Forensic image analysis is underway for two resources employees who became lost in northwest Queensland.
MMG recently deployed drone technology to help locate a light truck operator and passenger who went missing at the Dugald River underground mine, 65km northwest of Cloncurry.
“We know the location of where the incident has occurred. The two missing people are approximately 125 metres below the surface,” general manager Tim Akroyd said according to the Australian Broadcasting Corporation.
“We expect the rescue teams to start with their operations, once we can analyse the data collected and are comfortable with the next steps.”
The pair plus a drill rig operator reportedly fell into a void in a stope at about 8:45am on 15 February 2023. The rig worker has since been found.
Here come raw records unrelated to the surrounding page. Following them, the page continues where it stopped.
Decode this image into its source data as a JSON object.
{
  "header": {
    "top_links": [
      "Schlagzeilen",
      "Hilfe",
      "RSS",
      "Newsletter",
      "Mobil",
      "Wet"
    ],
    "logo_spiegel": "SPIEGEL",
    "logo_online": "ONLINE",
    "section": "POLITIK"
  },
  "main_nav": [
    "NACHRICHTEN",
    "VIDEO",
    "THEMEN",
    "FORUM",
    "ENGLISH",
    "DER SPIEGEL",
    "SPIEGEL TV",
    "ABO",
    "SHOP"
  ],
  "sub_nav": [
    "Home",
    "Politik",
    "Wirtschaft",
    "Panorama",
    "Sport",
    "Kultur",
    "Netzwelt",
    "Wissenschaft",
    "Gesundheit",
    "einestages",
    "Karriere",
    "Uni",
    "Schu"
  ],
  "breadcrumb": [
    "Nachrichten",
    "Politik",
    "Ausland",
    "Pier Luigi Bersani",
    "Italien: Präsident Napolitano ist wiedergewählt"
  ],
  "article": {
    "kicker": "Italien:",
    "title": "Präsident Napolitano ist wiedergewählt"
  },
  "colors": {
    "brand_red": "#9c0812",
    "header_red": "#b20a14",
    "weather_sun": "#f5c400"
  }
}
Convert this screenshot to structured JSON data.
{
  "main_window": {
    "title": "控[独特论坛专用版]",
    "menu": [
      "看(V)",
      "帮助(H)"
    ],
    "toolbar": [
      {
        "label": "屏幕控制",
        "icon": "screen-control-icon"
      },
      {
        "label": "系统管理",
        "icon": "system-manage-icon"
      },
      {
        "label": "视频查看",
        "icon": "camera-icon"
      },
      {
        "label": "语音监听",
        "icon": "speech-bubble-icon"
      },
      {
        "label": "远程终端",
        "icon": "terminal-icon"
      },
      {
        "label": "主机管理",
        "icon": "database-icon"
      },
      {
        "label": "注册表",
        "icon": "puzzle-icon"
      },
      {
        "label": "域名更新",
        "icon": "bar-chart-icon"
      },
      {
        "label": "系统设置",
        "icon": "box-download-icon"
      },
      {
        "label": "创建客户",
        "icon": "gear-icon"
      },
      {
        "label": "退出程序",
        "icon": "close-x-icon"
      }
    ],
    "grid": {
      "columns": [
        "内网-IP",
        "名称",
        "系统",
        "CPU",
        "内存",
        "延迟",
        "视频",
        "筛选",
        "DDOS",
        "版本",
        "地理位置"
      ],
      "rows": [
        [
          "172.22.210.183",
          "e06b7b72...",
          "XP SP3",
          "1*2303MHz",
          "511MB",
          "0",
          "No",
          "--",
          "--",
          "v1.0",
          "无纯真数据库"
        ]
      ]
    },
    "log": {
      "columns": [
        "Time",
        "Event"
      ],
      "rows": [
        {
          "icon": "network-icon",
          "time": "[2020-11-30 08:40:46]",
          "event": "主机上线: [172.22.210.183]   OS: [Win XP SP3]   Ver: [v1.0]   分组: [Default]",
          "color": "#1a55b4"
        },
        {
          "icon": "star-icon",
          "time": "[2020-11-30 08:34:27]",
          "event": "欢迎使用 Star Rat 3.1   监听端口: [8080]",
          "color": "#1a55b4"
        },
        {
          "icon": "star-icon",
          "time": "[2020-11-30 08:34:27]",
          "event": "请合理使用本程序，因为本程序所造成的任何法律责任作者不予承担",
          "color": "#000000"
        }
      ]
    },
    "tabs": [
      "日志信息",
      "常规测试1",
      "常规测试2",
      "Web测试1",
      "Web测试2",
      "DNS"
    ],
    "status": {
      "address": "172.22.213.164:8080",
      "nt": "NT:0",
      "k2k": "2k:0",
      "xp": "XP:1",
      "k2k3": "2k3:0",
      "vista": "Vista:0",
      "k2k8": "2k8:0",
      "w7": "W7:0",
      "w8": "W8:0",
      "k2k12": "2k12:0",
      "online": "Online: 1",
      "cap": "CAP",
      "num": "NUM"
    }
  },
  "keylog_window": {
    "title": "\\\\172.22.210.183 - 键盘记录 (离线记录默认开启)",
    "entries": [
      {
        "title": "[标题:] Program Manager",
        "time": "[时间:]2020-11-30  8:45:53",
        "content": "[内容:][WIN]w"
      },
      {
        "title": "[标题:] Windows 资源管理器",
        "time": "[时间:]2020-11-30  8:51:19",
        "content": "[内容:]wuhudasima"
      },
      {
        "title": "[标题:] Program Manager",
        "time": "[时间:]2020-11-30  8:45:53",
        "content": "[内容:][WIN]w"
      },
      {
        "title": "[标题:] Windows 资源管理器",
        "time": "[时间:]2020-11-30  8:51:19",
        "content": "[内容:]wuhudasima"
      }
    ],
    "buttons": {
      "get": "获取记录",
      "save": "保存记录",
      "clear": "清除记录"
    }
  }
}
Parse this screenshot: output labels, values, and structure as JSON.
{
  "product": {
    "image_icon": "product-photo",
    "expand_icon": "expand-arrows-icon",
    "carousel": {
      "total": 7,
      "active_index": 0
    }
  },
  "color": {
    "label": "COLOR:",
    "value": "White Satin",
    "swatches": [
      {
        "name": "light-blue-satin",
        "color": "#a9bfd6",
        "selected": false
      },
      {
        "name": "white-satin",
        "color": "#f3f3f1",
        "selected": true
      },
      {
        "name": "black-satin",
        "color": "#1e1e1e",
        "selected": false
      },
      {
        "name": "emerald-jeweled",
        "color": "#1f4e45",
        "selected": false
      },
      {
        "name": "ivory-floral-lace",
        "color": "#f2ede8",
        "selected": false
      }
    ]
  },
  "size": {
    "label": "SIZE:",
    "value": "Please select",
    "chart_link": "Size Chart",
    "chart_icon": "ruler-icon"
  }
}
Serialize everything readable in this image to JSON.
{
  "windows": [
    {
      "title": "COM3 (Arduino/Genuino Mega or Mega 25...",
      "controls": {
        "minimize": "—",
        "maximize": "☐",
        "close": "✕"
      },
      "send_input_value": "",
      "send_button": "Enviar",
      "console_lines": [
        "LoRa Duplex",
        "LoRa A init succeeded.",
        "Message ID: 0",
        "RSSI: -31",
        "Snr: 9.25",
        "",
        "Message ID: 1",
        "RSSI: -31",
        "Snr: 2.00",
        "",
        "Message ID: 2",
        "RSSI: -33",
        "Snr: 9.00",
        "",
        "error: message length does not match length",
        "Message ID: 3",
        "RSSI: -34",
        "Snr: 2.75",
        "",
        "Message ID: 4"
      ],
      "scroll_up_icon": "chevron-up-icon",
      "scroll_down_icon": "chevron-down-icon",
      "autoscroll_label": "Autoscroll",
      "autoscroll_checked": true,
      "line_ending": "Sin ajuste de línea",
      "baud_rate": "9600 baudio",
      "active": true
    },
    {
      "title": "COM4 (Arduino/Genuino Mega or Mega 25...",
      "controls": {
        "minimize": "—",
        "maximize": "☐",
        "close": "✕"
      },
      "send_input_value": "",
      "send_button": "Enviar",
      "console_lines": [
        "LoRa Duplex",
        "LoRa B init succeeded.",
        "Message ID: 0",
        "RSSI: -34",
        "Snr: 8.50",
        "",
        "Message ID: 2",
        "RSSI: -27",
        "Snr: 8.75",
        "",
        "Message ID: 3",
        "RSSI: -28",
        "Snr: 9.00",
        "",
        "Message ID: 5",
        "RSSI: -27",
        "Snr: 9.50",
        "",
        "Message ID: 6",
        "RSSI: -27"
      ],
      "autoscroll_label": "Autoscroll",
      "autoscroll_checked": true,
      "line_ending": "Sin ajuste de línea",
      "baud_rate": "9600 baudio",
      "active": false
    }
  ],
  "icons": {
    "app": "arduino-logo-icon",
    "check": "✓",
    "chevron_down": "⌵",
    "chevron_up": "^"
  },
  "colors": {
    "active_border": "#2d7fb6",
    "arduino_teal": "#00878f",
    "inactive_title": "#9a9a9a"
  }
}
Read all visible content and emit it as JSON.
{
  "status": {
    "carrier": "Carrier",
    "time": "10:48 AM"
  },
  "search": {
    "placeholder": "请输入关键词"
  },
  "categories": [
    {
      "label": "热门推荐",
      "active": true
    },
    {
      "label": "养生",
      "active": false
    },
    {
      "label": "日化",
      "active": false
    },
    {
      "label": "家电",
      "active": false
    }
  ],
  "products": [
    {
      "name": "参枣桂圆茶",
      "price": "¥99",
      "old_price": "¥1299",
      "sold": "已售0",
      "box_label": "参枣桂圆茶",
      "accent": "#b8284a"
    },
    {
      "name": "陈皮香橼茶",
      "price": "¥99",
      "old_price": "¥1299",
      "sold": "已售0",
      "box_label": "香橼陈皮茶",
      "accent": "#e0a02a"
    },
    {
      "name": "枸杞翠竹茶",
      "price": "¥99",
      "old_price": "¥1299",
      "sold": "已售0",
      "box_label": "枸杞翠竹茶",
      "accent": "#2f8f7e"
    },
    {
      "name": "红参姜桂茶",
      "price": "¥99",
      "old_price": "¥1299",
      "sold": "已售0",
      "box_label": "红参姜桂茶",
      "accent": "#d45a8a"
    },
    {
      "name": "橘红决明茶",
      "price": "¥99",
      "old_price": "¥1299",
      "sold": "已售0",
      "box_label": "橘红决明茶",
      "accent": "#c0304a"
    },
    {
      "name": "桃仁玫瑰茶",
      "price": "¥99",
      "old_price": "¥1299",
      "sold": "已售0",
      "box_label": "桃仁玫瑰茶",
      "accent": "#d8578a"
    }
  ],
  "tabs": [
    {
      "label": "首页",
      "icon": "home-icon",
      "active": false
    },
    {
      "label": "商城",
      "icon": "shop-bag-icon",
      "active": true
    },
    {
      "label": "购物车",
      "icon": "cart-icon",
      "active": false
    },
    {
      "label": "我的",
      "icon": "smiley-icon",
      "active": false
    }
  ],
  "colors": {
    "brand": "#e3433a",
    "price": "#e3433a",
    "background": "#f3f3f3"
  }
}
They all work for Perenti Group’s mining services entity, Barminco.
“The drill rig driver has been rescued and has received medical treatment. He is in a stable condition,” Akroyd said according to the broadcaster.
“Paramedics are currently on scene to assist other services as required at an ongoing rescue operation at a work site,” the Queensland Ambulance Service added on Twitter.
#Cloncurry – Paramedics are currently on scene to assist other services as required at an ongoing rescue operation at a work site.— Queensland Ambulance (@QldAmbulance) February 15, 2023
Operations have been suspended and a “thorough” investigation will examine what caused the incident.
“The site emergency response team has been activated and Barminco is working with MMG and relevant authorities. Whilst the situation is still evolving the team are also focused on providing support to family members and colleagues,” Perenti managing director and CEO Mark Norwell said in a public statement.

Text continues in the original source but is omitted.